There is little doubt that a new generation of leaders, including younger candidates like Lhazom and many members of so-called Generation Z who are contesting elections, could deliver a more effective and inclusive form of politics.


Yet Lhazom’s words compel us to question the pillars of the current electoral system.


From the perspective of a candidate seeking public trust, vote-based democracy—mainstreamed globally since the end of World War II—has evident limitations. For many campaigning politicians, it becomes a form of “promise-driven politics,” where candidates make pledges they are unlikely to fulfill.


Running for a seat in Parliament is not the same as contesting an executive position at the local or provincial level. It is these executive layers that are better positioned to bridge the gap between democratic ideals and people’s everyday aspirations.


While a seat in the federal parliament can help channel funding to constituencies, this mechanism is also problematic. The so-called pork-barrel style of politics may yield short-term benefits and occasionally support long-term projects that genuinely improve lives.
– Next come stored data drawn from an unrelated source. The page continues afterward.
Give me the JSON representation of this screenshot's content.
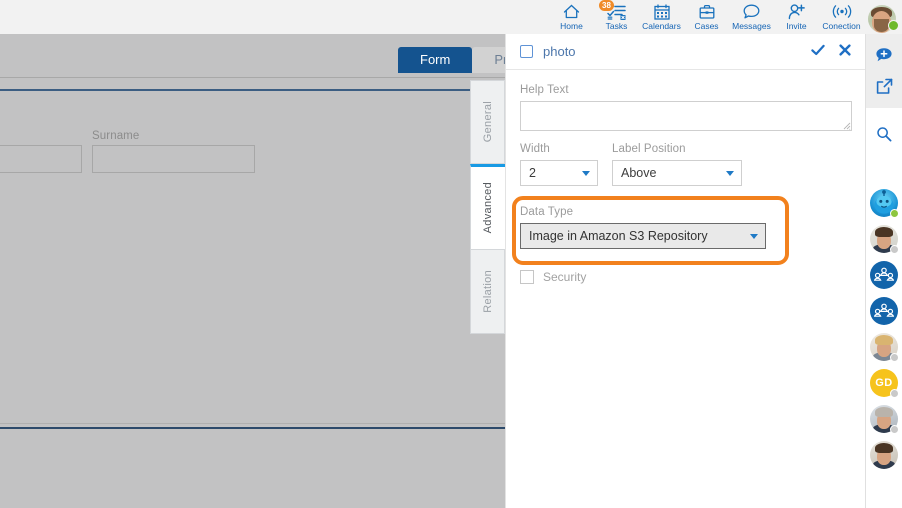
{
  "topnav": {
    "items": [
      {
        "label": "Home",
        "icon": "home-icon",
        "badge": null
      },
      {
        "label": "Tasks",
        "icon": "tasks-icon",
        "badge": "38"
      },
      {
        "label": "Calendars",
        "icon": "calendar-icon",
        "badge": null
      },
      {
        "label": "Cases",
        "icon": "briefcase-icon",
        "badge": null
      },
      {
        "label": "Messages",
        "icon": "chat-bubble-icon",
        "badge": null
      },
      {
        "label": "Invite",
        "icon": "person-add-icon",
        "badge": null
      },
      {
        "label": "Conection",
        "icon": "broadcast-icon",
        "badge": null
      }
    ],
    "avatar": {
      "name": "user-avatar",
      "status": "online"
    },
    "accent": "#1665b5",
    "badge_color": "#f08b28"
  },
  "background_app": {
    "tabs": [
      {
        "label": "Form",
        "active": true
      },
      {
        "label": "Pr",
        "active": false
      }
    ],
    "fields": [
      {
        "label": "",
        "value": ""
      },
      {
        "label": "Surname",
        "value": ""
      }
    ]
  },
  "vertical_tabs": [
    {
      "label": "General",
      "active": false
    },
    {
      "label": "Advanced",
      "active": true
    },
    {
      "label": "Relation",
      "active": false
    }
  ],
  "panel": {
    "title": "photo",
    "checkbox_checked": false,
    "confirm_icon": "checkmark-icon",
    "close_icon": "close-icon",
    "help_text": {
      "label": "Help Text",
      "value": "",
      "placeholder": ""
    },
    "width": {
      "label": "Width",
      "value": "2"
    },
    "label_position": {
      "label": "Label Position",
      "value": "Above"
    },
    "data_type": {
      "label": "Data Type",
      "value": "Image in Amazon S3 Repository"
    },
    "security": {
      "label": "Security",
      "checked": false
    },
    "highlight_color": "#f2811d"
  },
  "right_rail": {
    "buttons": [
      {
        "icon": "add-chat-icon"
      },
      {
        "icon": "external-link-icon"
      },
      {
        "icon": "search-icon"
      }
    ],
    "contacts": [
      {
        "type": "bot",
        "icon": "bot-avatar",
        "status": "online",
        "initials": ""
      },
      {
        "type": "photo",
        "icon": "contact-avatar",
        "status": "offline",
        "initials": ""
      },
      {
        "type": "group",
        "icon": "group-avatar",
        "status": "none",
        "initials": ""
      },
      {
        "type": "group",
        "icon": "group-avatar",
        "status": "none",
        "initials": ""
      },
      {
        "type": "photo",
        "icon": "contact-avatar",
        "status": "offline",
        "initials": ""
      },
      {
        "type": "initials",
        "icon": "initials-avatar",
        "status": "offline",
        "initials": "GD"
      },
      {
        "type": "photo",
        "icon": "contact-avatar",
        "status": "offline",
        "initials": ""
      },
      {
        "type": "photo",
        "icon": "contact-avatar",
        "status": "none",
        "initials": ""
      }
    ]
  }
}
However, these remain exceptions rather than the rule.


Voters are well aware of the shortcomings of development initiatives tied to constituency development funds, where sitting MPs wield broad discretion over resource allocation. Despite controversies and reform attempts, even the latest iteration of these funds remains deeply problematic.


For this reason, those elected in March should pursue a model of democracy that allows greater direct citizen involvement.


Completely abandoning representative elections would be impractical and unfeasible. Instead, what is needed is a comprehensive effort to strengthen the current vote-based system while moving beyond its limitations. Stronger safeguards to ensure transparency, reduce corruption, and enhance effectiveness will be essential.


However, young politicians like Lhazom—if elected—should also be creative and bold in advancing a more deliberative system. Around the world, various models of participatory democracy—such as citizens’ assemblies and participatory budgeting—have demonstrated how citizens can meaningfully contribute to decision-making.


These initiatives are increasingly mainstream, enabling citizens to co-decide on issues that directly affect their lives.


Can Nepal move beyond a promise-centered democracy, where candidates compete through ever-larger pledges that often go unfulfilled, toward a system that complements voting with structured citizen participation?


The country must begin laying the groundwork for deliberative democracy. This requires understanding what deliberative democracy entails and how it could be adapted to Nepal’s context.


Nepal’s local social fabric—rooted in ancient and diverse traditions—already possesses consultative and participatory elements that could be integrated into formal political processes. What is needed now is a clear strategy and action plan.


The upcoming House of Representatives could establish a working group tasked with preparing a roadmap for introducing deliberative practices into the political system. Learning from international and local experiences would help craft proposals capable of making Nepal’s democracy stronger, less formalistic, and more vibrant.


As a student of political science, Lhazom understands the limits of the current system. She has been candid about her frustrations with a model that, by design, struggles to be transformative. One hopes other candidates will show similar candor.


If democracy fails to improve lives and meet people’s aspirations, it risks fueling disillusionment and cynicism—conditions that ultimately nurture populist and regressive politics.


For democracy to thrive, it must reform itself.


Will a new generation of leaders possess the vision and courage to undertake that reform?


Such change must come not only from within institutions but also from outside them—by empowering citizens to transform themselves from passive recipients of election-season promises into active participants in an expanded political arena.


That would truly mark the beginning of a new era of politics in Nepal.